Ils rêvaient l’un de l’autre aussitôt endormis, pensaient l’un à l’autre aussitôt éveillés, et, sans se le dire encore, s’appelaient et se désiraient de toute leur âme et de tout leur corps.
Après le mariage, ils s’étaient adorés sur la terre. Ça avait été d’abord une sorte de rage sensuelle et infatigable; puis une tendresse exaltée faite de poésie palpable, de caresses déjà raffinées, d’inventions gentilles et polissonnes. Tous leurs regards signifiaient quelque chose d’impur, et tous leurs gestes leur rappelaient la chaude intimité des nuits.
Maintenant, sans se l’avouer, sans le comprendre encore peut-être, ils commençaient à se lasser l’un de l’autre. Ils s’aimaient bien, pourtant; mais ils n’avaient plus rien à se révéler, plus rien à faire qu’ils n’eussent fait souvent, plus rien à apprendre l’un par l’autre, pas même un mot d’amour nouveau, un élan imprévu, une intonation qui fit plus brûlant le verbe connu, si souvent répété.
Ils s’efforçaient, cependant, de rallumer la flamme affaiblie des premières étreintes. Ils imaginaient, chaque jour, des ruses tendres, des gamineries naïves ou compliquées, toute une suite de tentatives désespérées pour faire renaître dans leurs coeurs l’ardeur inapaisable des premiers jours, et dans leurs veines la flamme du mois nuptial.
De temps en temps, à force de fouetter leur désir, ils retrouvaient une heure d’affolement factice que suivait aussitôt une lassitude dégoûtée.

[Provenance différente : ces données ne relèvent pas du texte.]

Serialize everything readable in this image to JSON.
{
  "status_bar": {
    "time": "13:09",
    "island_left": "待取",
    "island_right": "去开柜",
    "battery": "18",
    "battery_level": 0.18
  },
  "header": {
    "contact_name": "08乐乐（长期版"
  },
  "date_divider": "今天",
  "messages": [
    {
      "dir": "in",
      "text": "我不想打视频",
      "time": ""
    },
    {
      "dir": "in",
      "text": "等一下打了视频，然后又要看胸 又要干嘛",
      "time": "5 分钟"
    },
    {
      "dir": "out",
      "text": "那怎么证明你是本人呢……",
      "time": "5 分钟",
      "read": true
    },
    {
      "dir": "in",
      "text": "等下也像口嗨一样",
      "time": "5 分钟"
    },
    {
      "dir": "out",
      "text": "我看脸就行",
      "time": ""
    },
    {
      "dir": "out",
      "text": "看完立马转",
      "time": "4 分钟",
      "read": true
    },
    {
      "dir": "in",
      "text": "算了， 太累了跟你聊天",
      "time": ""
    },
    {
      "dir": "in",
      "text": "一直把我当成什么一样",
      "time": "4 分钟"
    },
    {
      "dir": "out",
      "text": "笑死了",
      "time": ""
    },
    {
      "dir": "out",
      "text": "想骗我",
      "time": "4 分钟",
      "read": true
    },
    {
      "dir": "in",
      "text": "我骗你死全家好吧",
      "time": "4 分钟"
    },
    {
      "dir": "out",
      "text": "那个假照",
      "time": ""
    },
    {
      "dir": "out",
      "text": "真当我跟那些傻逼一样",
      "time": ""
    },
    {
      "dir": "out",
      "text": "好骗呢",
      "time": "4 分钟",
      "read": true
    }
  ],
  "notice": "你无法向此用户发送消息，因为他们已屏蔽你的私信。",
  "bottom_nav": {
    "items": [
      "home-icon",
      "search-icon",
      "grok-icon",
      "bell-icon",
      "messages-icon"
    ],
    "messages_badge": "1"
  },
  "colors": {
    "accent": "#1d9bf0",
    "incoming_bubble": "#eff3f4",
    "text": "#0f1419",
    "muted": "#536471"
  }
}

Ils avaient essayé des clairs de lune, des promenades sous les feuilles dans la douceur des soirs, de la poésie des berges baignées de brume, de l’excitation des fêtes publiques.
Or, un matin, Henriette dit à Paul:
– Veux-tu m’emmener dîner au cabaret?
– Mais oui, ma chérie.
– Dans un cabaret très connu.
– Mais oui.
Il la regardait, l’interrogeant de l’oeil, voyant bien qu’elle pensait à quelque chose qu’elle ne voulait pas dire.
Elle reprit:
– Tu sais, dans un cabaret… comment expliquer ça?… dans un cabaret galant… dans un cabaret où on se donne des rendez-vous?
Il sourit: – Oui. Je comprends, dans un cabinet particulier d’un grand café?
– C’est ça. Mais d’un grand café où tu sois connu, où tu aies déjà soupé… non… dîné… enfin tu sais… enfin… je voudrais… non, je n’oserai jamais dire ça?
– Dis-le, ma chérie; entre nous, qu’est-ce que ça fait? Nous n’en sommes pas aux petits secrets.
– Non, je n’oserai pas.
– Voyons, ne fais pas l’innocente. Dis-le?
– Eh bien… eh bien… je voudrais… je voudrais être prise pour ta maîtresse… na… et que les garçons, qui ne savent pas que tu es marié, me regardent comme ta maîtresse, et toi aussi… que tu me croies ta maîtresse, une heure, dans cet endroit-là, où tu dois avoir des souvenirs… Voilà!… Et je croirai moi-même que je suis ta maîtresse… Je commettrai une grosse faute… Je te tromperai… avec toi… Voilà!… C’est très vilain… Mais je voudrais… Ne me fais pas rougir… Je sens que je rougis… Tu ne te figures pas comme ça me… me… troublerait de dîner comme ça avec toi, dans un endroit pas comme il faut… dans un cabinet particulier où on s’aime tous les soirs… tous les soirs… C’est très vilain… Je suis rouge comme une pivoine. Ne me regarde pas…
Il riait, très amusé, et répondit:
– Oui, nous irons, ce soir, dans un endroit très chic où je suis connu.
Ils montaient, vers sept heures, l’escalier d’un grand café du boulevard, lui, souriant, l’air vainqueur, elle, timide, voilée, ravie. Dès qu’ils furent entrés dans un cabinet meublé de quatre fauteuils et d’un large canapé de velours rouge, le maître d’hôtel, en habit noir, entra et présenta la carte. Paul la tendit à sa femme.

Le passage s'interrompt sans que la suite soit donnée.